Samedi3 Juillet : Vivarone-Florence
Le soleil éclaire le Val D’Aoste et un sommet massif enneigé vers l’Ouest : le Mont Blanc ?
Le petit déjeuner est copieusement servi ! Pain frais, biscottes « brioche », son prix fait grimper l’addition : (31 €+13 €).
L’autoroute traverse d’immenses rizières dans une ambiance tropicale, champs verts fluo petits canaux, nombreuses aigrettes, température douce mais nuages gris. On se croirait à Cuba. Les rares villages de brique ont d’élégants clochers.
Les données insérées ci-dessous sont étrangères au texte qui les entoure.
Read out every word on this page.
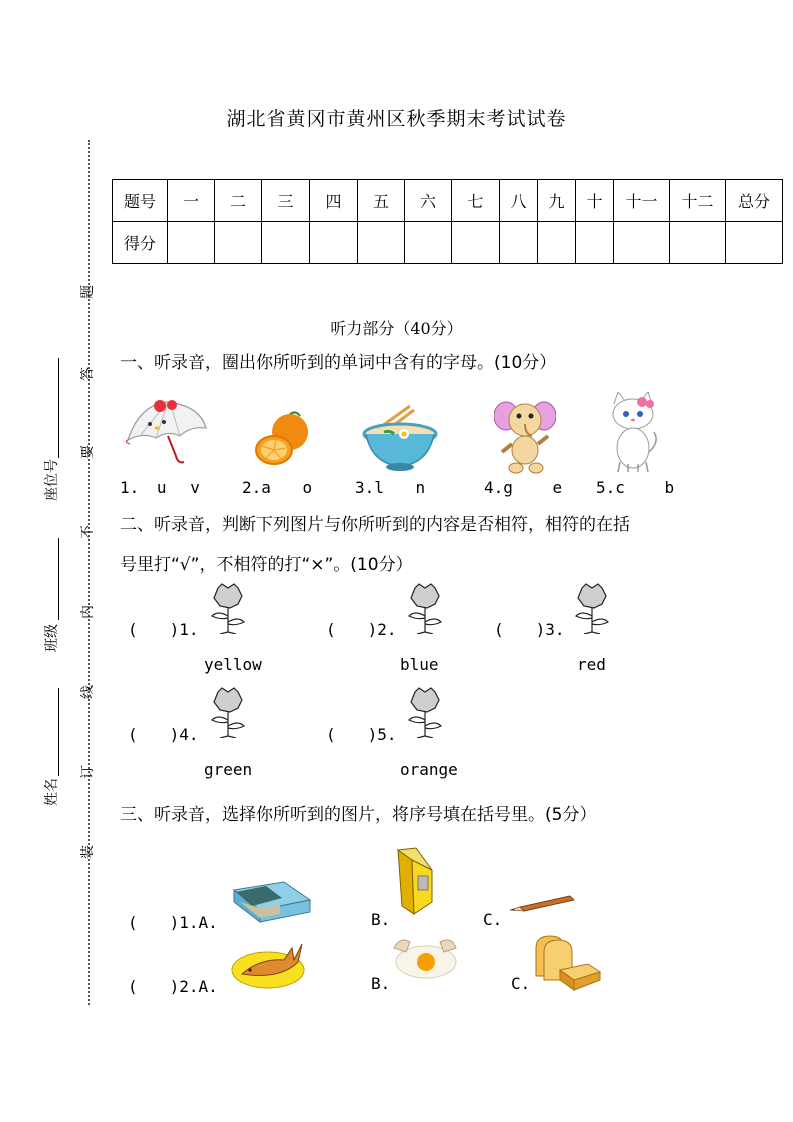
湖北省黄冈市黄州区秋季期末考试试卷
题
答
要
不
内
线
订
装
座位号
班级
姓名
题号	一	二	三	四	五	六	七	八	九	十	十一	十二	总分
得分													
听力部分（40分）
一、听录音，圈出你所听到的单词中含有的字母。(10分）
1. u v	2.a o	3.l n	4.g e 5.c b
二、听录音，判断下列图片与你所听到的内容是否相符，相符的在括
号里打“√”，不相符的打“×”。(10分）
(　　)1.
yellow
(　　)2.
blue
(　　)3.
red
(　　)4.
green
(　　)5.
orange
三、听录音，选择你所听到的图片，将序号填在括号里。(5分）
(　　)1.A.	B.	C.
(　　)2.A.	B.	C.
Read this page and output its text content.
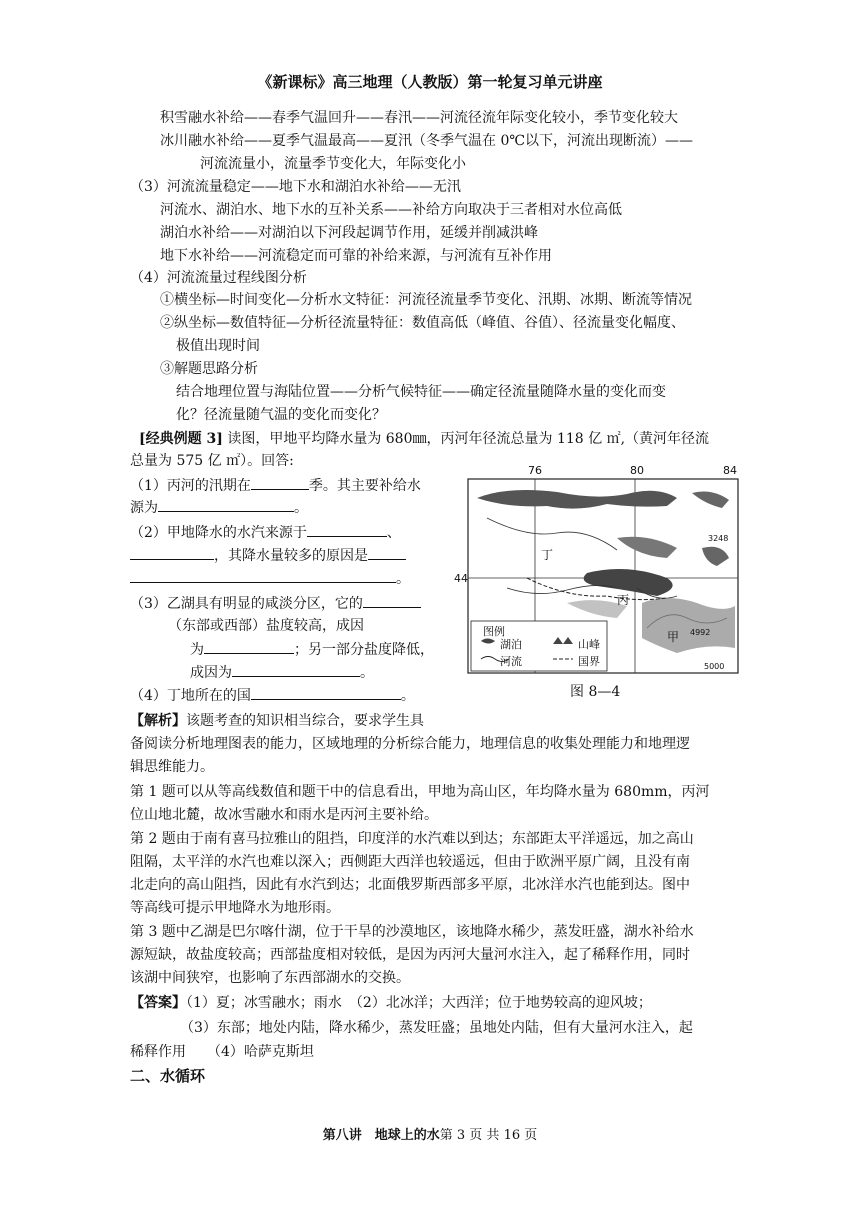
《新课标》高三地理（人教版）第一轮复习单元讲座
积雪融水补给——春季气温回升——春汛——河流径流年际变化较小，季节变化较大
冰川融水补给——夏季气温最高——夏汛（冬季气温在 0℃以下，河流出现断流）——
河流流量小，流量季节变化大，年际变化小
（3）河流流量稳定——地下水和湖泊水补给——无汛
河流水、湖泊水、地下水的互补关系——补给方向取决于三者相对水位高低
湖泊水补给——对湖泊以下河段起调节作用，延缓并削减洪峰
地下水补给——河流稳定而可靠的补给来源，与河流有互补作用
（4）河流流量过程线图分析
①横坐标—时间变化—分析水文特征：河流径流量季节变化、汛期、冰期、断流等情况
②纵坐标—数值特征—分析径流量特征：数值高低（峰值、谷值）、径流量变化幅度、
极值出现时间
③解题思路分析
结合地理位置与海陆位置——分析气候特征——确定径流量随降水量的变化而变
化？径流量随气温的变化而变化？
[经典例题 3] 读图，甲地平均降水量为 680㎜，丙河年径流总量为 118 亿 ㎡,（黄河年径流
总量为 575 亿 ㎡）。回答:
（1）丙河的汛期在	季。其主要补给水
源为	。
（2）甲地降水的水汽来源于	、
，其降水量较多的原因是
。
（3）乙湖具有明显的咸淡分区，它的
（东部或西部）盐度较高，成因
为	；另一部分盐度降低，
成因为	。
（4）丁地所在的国	。
76	80	84
44
丁
丙
甲
图例
湖泊	山峰
河流	国界
3248
4992
5000
图 8—4
【解析】该题考查的知识相当综合，要求学生具
备阅读分析地理图表的能力，区域地理的分析综合能力，地理信息的收集处理能力和地理逻
辑思维能力。
第 1 题可以从等高线数值和题干中的信息看出，甲地为高山区，年均降水量为 680mm，丙河
位山地北麓，故冰雪融水和雨水是丙河主要补给。
第 2 题由于南有喜马拉雅山的阻挡，印度洋的水汽难以到达；东部距太平洋遥远，加之高山
阻隔，太平洋的水汽也难以深入；西侧距大西洋也较遥远，但由于欧洲平原广阔，且没有南
北走向的高山阻挡，因此有水汽到达；北面俄罗斯西部多平原，北冰洋水汽也能到达。图中
等高线可提示甲地降水为地形雨。
第 3 题中乙湖是巴尔喀什湖，位于干旱的沙漠地区，该地降水稀少，蒸发旺盛，湖水补给水
源短缺，故盐度较高；西部盐度相对较低，是因为丙河大量河水注入，起了稀释作用，同时
该湖中间狭窄，也影响了东西部湖水的交换。
【答案】（1）夏；冰雪融水；雨水　（2）北冰洋；大西洋；位于地势较高的迎风坡；
（3）东部；地处内陆，降水稀少，蒸发旺盛；虽地处内陆，但有大量河水注入，起
稀释作用　　（4）哈萨克斯坦
二、水循环
第八讲  地球上的水第 3 页 共 16 页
Entre Alessandria et Gènes, sous un ciel tout à fait couvert, nous retrouvons de nouvelles montagnes et l’autoroute s’engage dans des tunnels. A l’approche de Gêne le trafic se ralentit et même bouchonne. Dès que nous débouchons sur la mer le ciel devient bleu, le soleil chauffe. Sur la carte l’autoroute est censée longer la Méditerranée de Gènes jusqu’à la Marina de Carrare. je me réjouissais de cet itinéraire le long de la Riviera Ligure passant près des Cinque Terre près de la Spezia. C’est un spectacle tout à fait intermittent. La côte est si escarpée que l’essentiel du trajet est souterrain. On sort d’une galerie parfois longue d’un bon kilomètre et déjà 100 mètres plus loin s’ouvre un autre tunnel. Il faut se dépêcher de regarder la mer et par chance on découvre un petit port ou un village perché au sommet d’une colline. Le meilleur moyen d’explorer cette côte est sûrement le bateau !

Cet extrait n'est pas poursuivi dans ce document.